Sixth, even under the current institution, authenticity of the votes should be guaranteed by technical details. There should be a secret ballot institution. The reason is, the effective consent should be made with scrutiny and in an independent manner. The herd mentality would kick in and the external political pressure may also influence the voters when they can’t vote confidentially. Today, a secret ballot is an absolute right that’s universally recognized.(from Shi Weimin, Direct Election: Institution and Procedures, China Social Science Press, 1999, p229) China has also adopted this principle, e.g., the Organic Law of the Villagers’ Committees of the People’s Republic of China stipulates that a “secret ballot” should be set up. On the other hand, when there are multiple articles in an amendment proposal, each and every one of these articles should be voted separately because they are different. Voters should not vote for an article just because it is attached to some article that they vote for. Madison proposed the Bill of Rights to the Congress in 1789 that consists of 12 amendments. 10 of these 12 amendments were passed while two of them were dropped. (Wang Xi, Principles and Compromises, Peking University Press, 2014, pp 123-124)

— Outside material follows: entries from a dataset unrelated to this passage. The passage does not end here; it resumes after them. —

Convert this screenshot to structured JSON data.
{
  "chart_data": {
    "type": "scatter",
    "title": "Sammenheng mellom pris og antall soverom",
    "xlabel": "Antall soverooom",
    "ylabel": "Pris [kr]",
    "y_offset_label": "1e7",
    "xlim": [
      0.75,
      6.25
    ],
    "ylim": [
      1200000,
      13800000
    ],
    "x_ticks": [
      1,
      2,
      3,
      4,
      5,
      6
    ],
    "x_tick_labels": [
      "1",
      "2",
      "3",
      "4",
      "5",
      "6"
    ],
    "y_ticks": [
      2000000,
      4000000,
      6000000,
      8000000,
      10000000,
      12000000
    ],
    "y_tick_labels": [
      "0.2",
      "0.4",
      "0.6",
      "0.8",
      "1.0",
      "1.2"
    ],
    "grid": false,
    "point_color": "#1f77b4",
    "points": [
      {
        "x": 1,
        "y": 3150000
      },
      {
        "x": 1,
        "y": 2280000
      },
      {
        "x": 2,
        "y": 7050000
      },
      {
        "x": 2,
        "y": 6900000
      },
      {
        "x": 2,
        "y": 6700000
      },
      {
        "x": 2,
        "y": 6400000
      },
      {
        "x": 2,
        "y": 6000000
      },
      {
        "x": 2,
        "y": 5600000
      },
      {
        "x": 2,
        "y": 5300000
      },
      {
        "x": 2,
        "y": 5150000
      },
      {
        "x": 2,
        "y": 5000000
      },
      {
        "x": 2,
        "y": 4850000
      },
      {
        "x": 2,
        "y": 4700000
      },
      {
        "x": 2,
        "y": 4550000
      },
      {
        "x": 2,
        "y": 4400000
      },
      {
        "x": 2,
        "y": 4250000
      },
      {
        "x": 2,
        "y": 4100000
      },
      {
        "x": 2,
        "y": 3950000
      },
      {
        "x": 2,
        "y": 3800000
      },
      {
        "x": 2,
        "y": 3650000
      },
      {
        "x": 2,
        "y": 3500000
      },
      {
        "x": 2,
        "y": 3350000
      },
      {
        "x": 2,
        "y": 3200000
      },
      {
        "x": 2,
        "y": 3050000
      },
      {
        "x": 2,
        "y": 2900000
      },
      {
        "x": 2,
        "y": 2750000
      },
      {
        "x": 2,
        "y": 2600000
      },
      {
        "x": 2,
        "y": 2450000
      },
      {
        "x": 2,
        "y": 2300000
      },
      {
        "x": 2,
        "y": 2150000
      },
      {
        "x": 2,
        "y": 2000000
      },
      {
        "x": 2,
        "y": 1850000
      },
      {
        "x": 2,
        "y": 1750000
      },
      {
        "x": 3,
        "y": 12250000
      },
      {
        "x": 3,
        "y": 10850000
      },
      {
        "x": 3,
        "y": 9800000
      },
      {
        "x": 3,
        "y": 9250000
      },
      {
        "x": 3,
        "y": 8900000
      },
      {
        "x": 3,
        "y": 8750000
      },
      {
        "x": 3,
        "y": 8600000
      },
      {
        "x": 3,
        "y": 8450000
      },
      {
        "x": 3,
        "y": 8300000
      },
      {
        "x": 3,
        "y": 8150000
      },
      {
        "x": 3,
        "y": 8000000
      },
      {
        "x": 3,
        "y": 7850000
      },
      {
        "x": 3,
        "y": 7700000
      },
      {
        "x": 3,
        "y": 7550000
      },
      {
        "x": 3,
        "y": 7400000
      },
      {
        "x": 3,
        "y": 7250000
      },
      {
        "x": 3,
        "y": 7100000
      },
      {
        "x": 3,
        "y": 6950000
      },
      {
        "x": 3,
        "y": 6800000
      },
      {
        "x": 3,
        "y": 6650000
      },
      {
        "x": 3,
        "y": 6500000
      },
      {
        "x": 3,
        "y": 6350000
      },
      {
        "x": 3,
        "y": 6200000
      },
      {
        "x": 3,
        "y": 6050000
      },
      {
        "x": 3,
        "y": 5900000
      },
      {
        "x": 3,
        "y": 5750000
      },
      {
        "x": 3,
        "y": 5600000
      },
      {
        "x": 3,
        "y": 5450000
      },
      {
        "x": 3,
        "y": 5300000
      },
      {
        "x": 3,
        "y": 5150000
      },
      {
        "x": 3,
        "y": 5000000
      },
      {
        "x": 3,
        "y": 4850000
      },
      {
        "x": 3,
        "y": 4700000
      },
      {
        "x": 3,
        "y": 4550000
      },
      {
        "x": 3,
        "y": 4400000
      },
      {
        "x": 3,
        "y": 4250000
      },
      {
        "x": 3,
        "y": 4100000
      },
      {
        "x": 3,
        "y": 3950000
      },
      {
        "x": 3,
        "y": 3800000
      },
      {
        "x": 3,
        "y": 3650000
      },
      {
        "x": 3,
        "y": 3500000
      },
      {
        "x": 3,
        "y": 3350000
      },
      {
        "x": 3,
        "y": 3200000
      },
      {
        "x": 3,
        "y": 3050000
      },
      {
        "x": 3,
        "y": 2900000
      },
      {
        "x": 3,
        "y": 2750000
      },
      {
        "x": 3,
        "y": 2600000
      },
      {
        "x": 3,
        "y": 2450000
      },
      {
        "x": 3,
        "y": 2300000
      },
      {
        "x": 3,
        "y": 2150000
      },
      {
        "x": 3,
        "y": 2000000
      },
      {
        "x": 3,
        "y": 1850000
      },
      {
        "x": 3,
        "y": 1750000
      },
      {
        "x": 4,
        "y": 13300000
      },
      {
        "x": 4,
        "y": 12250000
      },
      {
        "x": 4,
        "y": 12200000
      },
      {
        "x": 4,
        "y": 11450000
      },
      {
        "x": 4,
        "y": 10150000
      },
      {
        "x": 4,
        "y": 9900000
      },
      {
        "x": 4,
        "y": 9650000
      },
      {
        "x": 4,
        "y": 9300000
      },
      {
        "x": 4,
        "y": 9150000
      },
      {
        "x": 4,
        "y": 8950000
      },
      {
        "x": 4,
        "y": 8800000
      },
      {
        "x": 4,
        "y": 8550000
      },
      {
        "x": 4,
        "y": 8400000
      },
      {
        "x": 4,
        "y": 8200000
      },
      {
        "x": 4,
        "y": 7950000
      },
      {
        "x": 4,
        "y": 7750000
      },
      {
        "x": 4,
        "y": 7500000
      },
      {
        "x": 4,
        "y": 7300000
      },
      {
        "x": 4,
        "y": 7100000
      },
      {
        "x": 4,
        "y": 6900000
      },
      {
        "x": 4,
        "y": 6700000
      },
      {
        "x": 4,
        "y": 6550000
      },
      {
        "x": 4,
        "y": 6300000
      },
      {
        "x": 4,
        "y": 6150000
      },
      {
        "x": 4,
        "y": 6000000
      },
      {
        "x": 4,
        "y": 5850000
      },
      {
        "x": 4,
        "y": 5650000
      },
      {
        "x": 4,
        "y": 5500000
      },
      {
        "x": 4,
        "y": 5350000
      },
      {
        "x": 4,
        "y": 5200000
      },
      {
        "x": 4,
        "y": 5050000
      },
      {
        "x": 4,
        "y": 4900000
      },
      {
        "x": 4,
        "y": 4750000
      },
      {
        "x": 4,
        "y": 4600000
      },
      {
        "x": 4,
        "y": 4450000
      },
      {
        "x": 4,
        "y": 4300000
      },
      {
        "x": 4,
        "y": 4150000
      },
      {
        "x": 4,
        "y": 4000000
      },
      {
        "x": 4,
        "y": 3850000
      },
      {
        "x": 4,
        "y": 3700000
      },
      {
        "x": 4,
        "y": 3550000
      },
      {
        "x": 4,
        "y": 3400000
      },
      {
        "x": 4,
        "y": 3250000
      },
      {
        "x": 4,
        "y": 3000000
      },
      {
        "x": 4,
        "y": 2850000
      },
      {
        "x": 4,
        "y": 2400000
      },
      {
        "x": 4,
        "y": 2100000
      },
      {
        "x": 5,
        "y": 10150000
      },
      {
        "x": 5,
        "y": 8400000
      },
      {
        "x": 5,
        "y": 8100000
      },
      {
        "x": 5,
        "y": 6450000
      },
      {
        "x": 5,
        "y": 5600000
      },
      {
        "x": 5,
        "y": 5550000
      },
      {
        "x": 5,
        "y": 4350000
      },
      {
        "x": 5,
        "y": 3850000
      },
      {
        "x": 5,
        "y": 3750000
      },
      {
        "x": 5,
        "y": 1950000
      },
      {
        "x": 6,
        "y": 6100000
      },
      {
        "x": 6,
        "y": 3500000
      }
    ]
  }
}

Laozi wrote, “Man models the Way of earth; Earth models the Way of heaven; Heaven models the Way of Dao; Tao models the Way of nature.” The drafting or the amending of constitutions is the human efforts to model the Dao. Even though human beings may never get a thorough understanding of the Dao, we still aspire it. Fortunately, we have accumulated for thousands of years, and with the hundreds of years of institutional experience of the development of constitutionalism, we could base our judgement of the amending of the constitution according to the Date. The key points are as follows:
The amendment proposals should not involve the one that propose them;
If the amendment proposals do involve the one that propose them, then the principal of conflict of interest applies;
The jurists and other scholars should be fully consulted;
A wide public discussion should be held;
There should be sufficient time for discussion when the Congress discuss the amendment proposals;
A secret ballot is a must;
The articles of the amendment should be voted on separately instead of collectively.
The content of the amendment proposals do not matter as much as if it follows the due process for amending the constitution. The 7 key points above would sever measure whether the process is followed, and whether the constitution will converge with the Dao or the natural law; The less they are followed, the more the constitution deviates from the Dao or the natural law. If we hear that the amendments were passed “unanimously”, then the constitution must have deviated away from the Dao. Apparently, following the Dao will make the Chinese Constitution closer to the natural order, which will guarantee the happiness of the people and benefit them in the long term. However, what if the constitution deviates from the Dao? Other than undermining the authority of the constitution, people tend not to look at the Constitution as a text that reflects the Dao. In fact, Dao is the most majestic thing in people’s heart. When the constitution reflects the Dao, people call the Constitution the Dao; otherwise, when people talk about the Constitution, they talk about the Dao in their heart, instead of a text that has nothing to do with the Dao.